「翻訳とは何か?デジタル社会を迎え改めて問い直す—その④」 バベル・グループ 代 表 湯浅 美代子
先日、ふと、「翻訳の世界」とは何だろうか?という表現が意識に上ってきました。それはさらに、そもそも翻訳って何なのだろうか?翻訳という言葉が誕生したのはいつ? それに、何故私はこの「翻訳の世界」に夢中になってしまったのだろうか? というような、自問自答への展開が続いていきます。
ところで、「翻訳」という言葉を見ると「翻」と「訳」に分かれます。「翻」とは、「ヒルガエル」であり、「訳」とは「わけ」、つまり「理由」「意味」であります。従って、「その語、言葉の意味、理由などをヒルガエスこと」となりますが、意味がヒルガエルこと、それだけでは意味不明ですね。それでは、「ほんやく」というひらがな書きで考えてみましょう。すると、「ほん」と「やく」の二つのパーツに分解されます。
それはつまり、「翻」、「本」、「奔」、「叛」、「反」、「品」、「洪」、、、という表現の数だけ「意味・内容」が在るというだけでなく、似た音の表現が多いという事は、その意味や内容の多様性という表現の複雑さを表すものとなり、見方、感じ方、働きの方向などを表現している!ということになるでしょうか?
そこで、別の視点から翻訳の表現多様性について考えてみましょう。
では、英語で「翻訳」を表す単語となると( Translation )となりますが 、
(Trans ) は、Transport. Transform. Transaction. など思い浮かびますね。
ところで、何故、今号でこのテーマで書いてきたかというと、文筆業というか、翻訳業にとって大事な側面が、この表現多様性にある、と、言いたかったからなのです。ちょっと苦労しましたが!(笑い)
私たちの日常生活を考えてみると、まず、最初に思い浮かんだ言葉が「日常生活パターン」という表現でした。つまり、日常、毎日の行動の普通の状態とは、「生活パターン」ができていて、毎日同じ生活パターンで行動しているという事に気づいたのです。とすれば、「既に何年も、もしかすると何十年も固まっている思考法、行動、意識で暮らしている自分が居る」という事が言いたかったのです。要は、習慣病である!という事になりますね。(笑)
こう考えると、かなり緊張する感覚が出てきます。でも、日々の生活様式をそれこそ毎日変えていったら大変でしょうね!(笑)
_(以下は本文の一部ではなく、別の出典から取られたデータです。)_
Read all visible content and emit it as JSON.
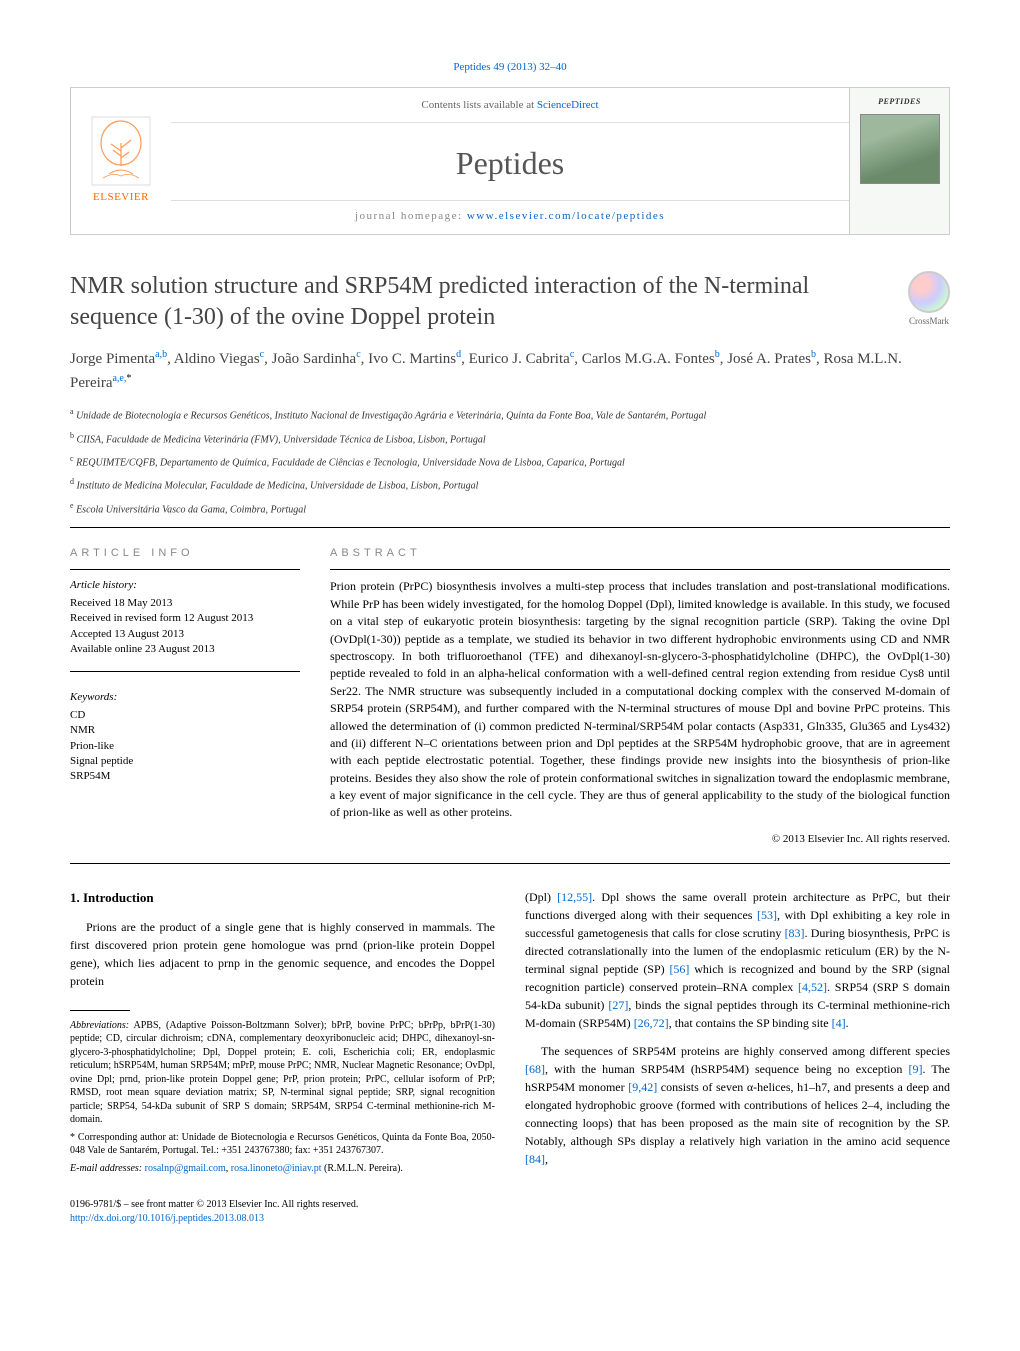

長編の作品の翻訳出版の依頼を受けたら、それこそ毎日机に向かって、辞書もあれこれ揃えて、机の周りには関連情報の書籍やデータ類を重ねて置いたりしながら、せっせと翻訳し続ける!時には、背伸びをしたり、両腕を回したり、肩をほぐしたりしながらひたすら脳の回路がビンビン回っていることを感じつつ!!翻訳業ですから、これはよくあるイメージだと思いますが、勿論、翻訳業だけでなく、作家、レポーターなどの執筆業は、ほとんど同じパターンだと思います。
それこそ、毎日同じ生活パターンを繰り返しているのでは、飽きてしまいますね!身体が拘束されると血流が澱んできて、生きている意味というか、新鮮な感覚、生き甲斐という感じも薄れてしまいそうです!と、考えてしまいそうですが、ところがドッコイ!私たちは、ほぼ毎日同じ生活パターン、同じ思考パターン、同じ行動パターンで生きているのです!
いかがでしょうか?日常生活とは、既成概念を生み出す時・空間だったのだ!と感じますね。つまり、日常とは既成概念の倉庫であった、という事に気づかせていただいたというわけです。
私たちは既成概念の湯船にどっぷり浸かって生きています❣
そして、時々、既成概念に捉われない創造空間に入ったとき、素晴らしい発見ができるのですね。(笑)
今号も最後までお読みいただきありがとうございます。